Abstract: Thickened tailings or “paste” disposal with deposition slopes varying from 2 to 4% results in steeper slopes compared to those of conventional placement (less than 0.5%). As a consequence, thickened tailings disposal ends up with filling more volume per storage area and thus avoids costly & frequent dam raises. Reported observations describe that the discharged slurry typically flows down the slope or “beach” in a confined, self-formed channel, in a macroscopic equilibrium between erosion and sedimentation, defining an overall slope and then spreads out & deposits on a broader area (Simms, et al., 2011).
The objective of this study is to describe the slope forming elements and adopt the model for beach slope predictions by Fitton (2007) together with a discussion of simulated results and the effects of rheological & hydraulic parameters.
Typical thickened tailings have average particle sizes of 25 to 75 μm with maximum particles of about 0.5 mm. To obtain a conceptually even slope with practically no segregation of particles occurring and no drainage of water taking place, the concentration by volume often needs to exceed 40% (even 45% for some cases). It is reported that these slurries show non-Newtonian behaviour and often found in a supercritical open channel flow state located in the transitional or turbulent zone. When the slurry spreads out, the flow attains a sheet-like, laminar state where particles settle out. The process repeat itself in a cyclic manner and the overall beach profiles are created as a result.

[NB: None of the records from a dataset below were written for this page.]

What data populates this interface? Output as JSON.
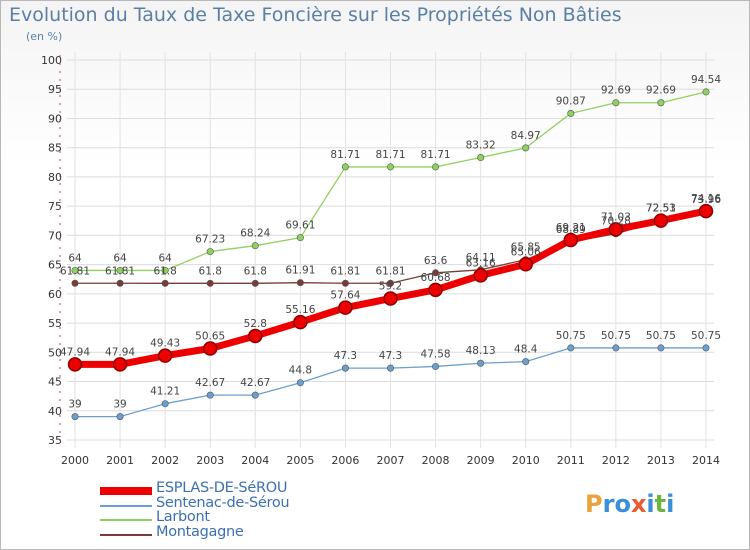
{
  "title": "Evolution du Taux de Taxe Foncière sur les Propriétés Non Bâties",
  "unit": "(en %)",
  "logo": {
    "text": "Proxiti",
    "colors": [
      "#e8a33d",
      "#3b8fd8",
      "#3b8fd8",
      "#e85c2d",
      "#3b8fd8",
      "#6cb33f",
      "#3b8fd8"
    ]
  },
  "chart_data": {
    "type": "line",
    "title": "Evolution du Taux de Taxe Foncière sur les Propriétés Non Bâties",
    "ylabel": "(en %)",
    "xlabel": "",
    "ylim": [
      35,
      100
    ],
    "yticks": [
      35,
      40,
      45,
      50,
      55,
      60,
      65,
      70,
      75,
      80,
      85,
      90,
      95,
      100
    ],
    "grid": true,
    "legend": "bottom-left",
    "categories": [
      "2000",
      "2001",
      "2002",
      "2003",
      "2004",
      "2005",
      "2006",
      "2007",
      "2008",
      "2009",
      "2010",
      "2011",
      "2012",
      "2013",
      "2014"
    ],
    "series": [
      {
        "name": "ESPLAS-DE-SéROU",
        "color": "#ee0000",
        "bold": true,
        "values": [
          47.94,
          47.94,
          49.43,
          50.65,
          52.8,
          55.16,
          57.64,
          59.2,
          60.68,
          63.16,
          65.06,
          69.21,
          71.03,
          72.53,
          74.16
        ],
        "labels": [
          "47.94",
          "47.94",
          "49.43",
          "50.65",
          "52.8",
          "55.16",
          "57.64",
          "59.2",
          "60.68",
          "63.16",
          "65.06",
          "69.21",
          "71.03",
          "72.53",
          "74.16"
        ]
      },
      {
        "name": "Sentenac-de-Sérou",
        "color": "#6b9fce",
        "values": [
          39,
          39,
          41.21,
          42.67,
          42.67,
          44.8,
          47.3,
          47.3,
          47.58,
          48.13,
          48.4,
          50.75,
          50.75,
          50.75,
          50.75
        ],
        "labels": [
          "39",
          "39",
          "41.21",
          "42.67",
          "42.67",
          "44.8",
          "47.3",
          "47.3",
          "47.58",
          "48.13",
          "48.4",
          "50.75",
          "50.75",
          "50.75",
          "50.75"
        ]
      },
      {
        "name": "Larbont",
        "color": "#8fd160",
        "values": [
          64,
          64,
          64,
          67.23,
          68.24,
          69.61,
          81.71,
          81.71,
          81.71,
          83.32,
          84.97,
          90.87,
          92.69,
          92.69,
          94.54
        ],
        "labels": [
          "64",
          "64",
          "64",
          "67.23",
          "68.24",
          "69.61",
          "81.71",
          "81.71",
          "81.71",
          "83.32",
          "84.97",
          "90.87",
          "92.69",
          "92.69",
          "94.54"
        ]
      },
      {
        "name": "Montagagne",
        "color": "#7a3b3b",
        "values": [
          61.81,
          61.81,
          61.8,
          61.8,
          61.8,
          61.91,
          61.81,
          61.81,
          63.6,
          64.11,
          65.85,
          68.89,
          70.28,
          72.51,
          73.96
        ],
        "labels": [
          "61.81",
          "61.81",
          "61.8",
          "61.8",
          "61.8",
          "61.91",
          "61.81",
          "61.81",
          "63.6",
          "64.11",
          "65.85",
          "68.89",
          "70.28",
          "72.51",
          "73.96"
        ]
      }
    ]
  }
}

Fitton’s model, based on open channel hydraulics (Darcy-Weisbach friction loss concept) and sediment transport approach, considers the self-confined open channel flow to be turbulent, based on field and large scale flume observations. The model relates the deposition velocity to maintain the channelized flow, to a Bingham rheological model parameter.
The model is utilized to simulate the depositional behavior of thickened tailings slurries having a volumetric solids concentration of 46% (71% mass). This value is used to represent homogeneous (non-segregating) conditions for tailings with an average particle size of 50 μm and a solids density of 2900 kg/m3. Simulation results for slurry flow rates
from 25 to 400 m3/h correspond to slopes of about 6 and 2%, respectively, expressing a flow rate dependence at yield stresses and Bingham viscosities of up to 30 Pa and 0.1 Pa.s, respectively. Reynolds numbers were from about 500 to 94500 for which the effect of channel roughness on predicted slopes was practically negligible within values from 0.3 mm to smooth conditions at 0.05 mm.
Calculated slopes were nearly insensitive to the channel shape as long as the width/depth ratio remained constant about 5.5. A rectangular cross-section was used for the calculations but a parabolic channel shape reflects field observations better.
Equilibrium yield stress requirement for the flow to come to rest and the required shear strength (cohesion) to be developed upon drying for stability of slopes formed by stacked layers of various thicknesses are demonstrated in schematic examples.